Transitional care management (TCM) services are a relatively new Medicare benefit designed to help high-risk patients transition between care settings, such as from a hospital to home or from a rehabilitation facility to home. TCM services aim to promote continuity of care by facilitating communication between providers and ensuring patients understand their conditions, care plans and medication regimens after discharge. Let's take a closer look at how these services work.

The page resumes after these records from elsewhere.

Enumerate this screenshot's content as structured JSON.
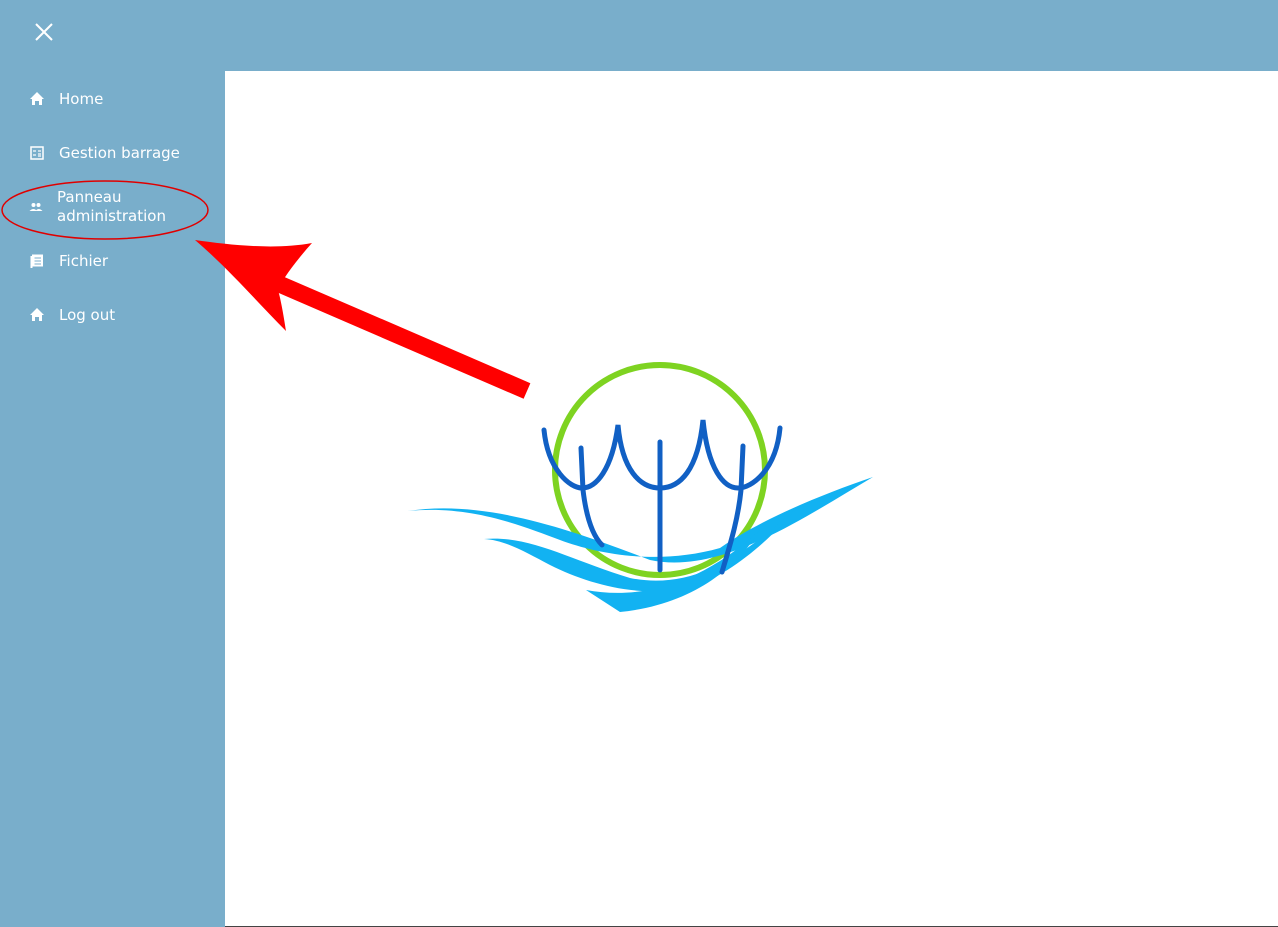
{
  "window": {
    "close_icon": "close-icon"
  },
  "sidebar": {
    "items": [
      {
        "label": "Home",
        "icon": "home-icon"
      },
      {
        "label": "Gestion barrage",
        "icon": "calculator-icon"
      },
      {
        "label": "Panneau administration",
        "icon": "people-icon"
      },
      {
        "label": "Fichier",
        "icon": "document-icon"
      },
      {
        "label": "Log out",
        "icon": "home-icon"
      }
    ]
  },
  "colors": {
    "sidebar_bg": "#79aecb",
    "content_bg": "#ffffff",
    "annotation_red": "#ff0000",
    "logo_green": "#7ed321",
    "logo_dark_blue": "#1160c4",
    "logo_light_blue": "#12b2f2"
  }
}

Eligibility and Identification of High-Risk Patients
Medicare covers Transitional Care Management Services for patients who meet certain criteria indicating their risk for post-discharge complications. Eligible patients must have had an acute hospital stay of at least three days or be directly admitted with same-day discharge from skilled nursing facilities (SNFs) or nursing homes. Patients are considered at high risk if they have multiple chronic conditions, a history of frequent hospitalizations or emergency room visits, a limited ability to care for themselves or social support issues impacting their care. Eligible providers work to proactively identify these high-risk patients during hospitalizations or facility stays to set them up with TCM services.

Care Coordination and Communication
Once a patient is deemed eligible, their primary care physician or other qualified health professional takes the lead on coordinating care. Within two business days of discharge, a comprehensive TCM visit must take place either face-to-face at a location convenient for the patient or via telehealth. During this visit, the provider thoroughly reviews the patient's discharge plans, treatments, medications and any follow-up needs. They will also address potential barriers to care, arrange referrals or services and make sure the patient understands what to do if any issues arise. Crucially, the provider communicates patients' status and ongoing needs with other practitioners involved in their care. Research shows enhanced provider communication reduces hospital readmissions.